With labels turned off in Google Maps, I look away while he zooms in on a random city somewhere in the world. Then I look at the city and tell him what continent it’s on. Sometimes I can tell him what country it’s in, and once I was able to tell him what city it was (St. Louis).

Here are some of my techniques.

This city has some reddish roofs, a developed road system (hence the traffic circles) and the center of the city is very tight, signifying pedestrian based zones. To the west, you see the face of first-world subdivisions.

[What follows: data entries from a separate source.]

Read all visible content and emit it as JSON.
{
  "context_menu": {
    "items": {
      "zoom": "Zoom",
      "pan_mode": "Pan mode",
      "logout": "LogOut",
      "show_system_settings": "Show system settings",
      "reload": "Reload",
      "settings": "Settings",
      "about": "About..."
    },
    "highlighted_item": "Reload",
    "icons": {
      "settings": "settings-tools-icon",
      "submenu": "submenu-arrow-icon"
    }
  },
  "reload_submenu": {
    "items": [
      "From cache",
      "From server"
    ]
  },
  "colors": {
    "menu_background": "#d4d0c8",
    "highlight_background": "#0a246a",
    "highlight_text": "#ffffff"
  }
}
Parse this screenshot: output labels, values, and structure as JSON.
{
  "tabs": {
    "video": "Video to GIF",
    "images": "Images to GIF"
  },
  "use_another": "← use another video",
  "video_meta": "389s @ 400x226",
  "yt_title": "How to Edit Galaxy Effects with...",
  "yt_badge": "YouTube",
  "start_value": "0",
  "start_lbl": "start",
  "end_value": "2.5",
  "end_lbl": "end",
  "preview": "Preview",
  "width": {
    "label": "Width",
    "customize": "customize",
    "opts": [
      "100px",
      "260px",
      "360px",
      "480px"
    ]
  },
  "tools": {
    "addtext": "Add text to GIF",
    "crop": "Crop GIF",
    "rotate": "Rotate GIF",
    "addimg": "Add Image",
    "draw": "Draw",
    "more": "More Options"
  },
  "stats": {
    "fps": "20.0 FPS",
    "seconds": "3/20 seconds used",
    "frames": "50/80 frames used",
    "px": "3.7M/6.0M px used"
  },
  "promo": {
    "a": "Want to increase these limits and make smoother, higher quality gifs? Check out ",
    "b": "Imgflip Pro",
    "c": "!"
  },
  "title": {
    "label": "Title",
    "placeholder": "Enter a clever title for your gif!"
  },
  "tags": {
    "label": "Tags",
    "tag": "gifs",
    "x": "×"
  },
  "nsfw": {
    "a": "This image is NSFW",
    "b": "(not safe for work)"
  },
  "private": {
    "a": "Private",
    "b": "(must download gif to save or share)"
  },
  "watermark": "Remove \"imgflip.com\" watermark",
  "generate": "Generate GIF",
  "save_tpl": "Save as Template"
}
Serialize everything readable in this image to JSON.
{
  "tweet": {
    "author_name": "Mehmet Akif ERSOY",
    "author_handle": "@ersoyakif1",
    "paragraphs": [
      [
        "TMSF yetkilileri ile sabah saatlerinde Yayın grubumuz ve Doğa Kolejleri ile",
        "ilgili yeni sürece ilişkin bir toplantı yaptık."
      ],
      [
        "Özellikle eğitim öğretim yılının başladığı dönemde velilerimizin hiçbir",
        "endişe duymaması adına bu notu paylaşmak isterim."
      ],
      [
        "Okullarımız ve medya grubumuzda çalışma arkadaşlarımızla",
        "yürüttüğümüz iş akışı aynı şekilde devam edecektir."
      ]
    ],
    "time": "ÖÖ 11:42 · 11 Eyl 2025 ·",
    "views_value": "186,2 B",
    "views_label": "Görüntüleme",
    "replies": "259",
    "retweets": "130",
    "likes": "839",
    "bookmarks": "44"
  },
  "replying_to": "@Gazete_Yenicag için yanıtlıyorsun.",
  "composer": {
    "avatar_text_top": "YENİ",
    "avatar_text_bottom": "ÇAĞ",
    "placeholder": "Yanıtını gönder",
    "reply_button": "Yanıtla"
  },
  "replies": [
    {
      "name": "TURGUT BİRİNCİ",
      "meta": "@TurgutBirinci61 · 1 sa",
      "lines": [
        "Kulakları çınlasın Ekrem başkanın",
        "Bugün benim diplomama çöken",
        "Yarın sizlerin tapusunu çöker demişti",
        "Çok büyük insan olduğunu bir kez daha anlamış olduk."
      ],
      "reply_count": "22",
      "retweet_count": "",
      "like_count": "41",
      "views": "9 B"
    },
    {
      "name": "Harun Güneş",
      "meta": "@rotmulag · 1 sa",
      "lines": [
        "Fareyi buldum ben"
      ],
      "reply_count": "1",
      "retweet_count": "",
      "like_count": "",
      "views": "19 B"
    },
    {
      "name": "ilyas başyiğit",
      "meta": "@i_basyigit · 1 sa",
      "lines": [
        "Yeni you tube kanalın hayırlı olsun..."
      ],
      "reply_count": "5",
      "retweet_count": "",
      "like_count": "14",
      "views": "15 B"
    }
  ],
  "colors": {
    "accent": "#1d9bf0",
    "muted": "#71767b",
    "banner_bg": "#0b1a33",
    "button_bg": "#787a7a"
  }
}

What do these point to? Europe. Probably central-northern, judging by the shade of the green spaces.

Prague, Czech Republic

Considering the photo below: the only thing keeping me from guessing Africa is the hard-to-see road layout, which points to a developed country. The roads wouldn’t look like that if the city was a slum. So, where do you have very red, desert-like terrain in a developed country? West Australia.

Newman, Australia

This city (below) has a scramble of different roof colors, even blue ones. This means not first world. It is in a green, mountainous area. This could be Brasil, but the large presence of blue roofs give away the location: China.

Meizhou, China

Look at all the subdivisions below! Very systematic. Downtown has what appears to be perfectly square and straight roads. Thus, it’s a developed country that’s not Europe, and has plenty of green. It’s the U.S. or Canada.

Columbus, GA

Next we have a fairly unsystematic, scrambled street layout, probably meaning third-world. It also goes from city block to field instantly.

Going from city block to field instantly is not an African trend. African cities tend to spread over large areas. Other than that, I guess this could be Chinese, but the lack of blue roofs and the presence of red roofs implies South America.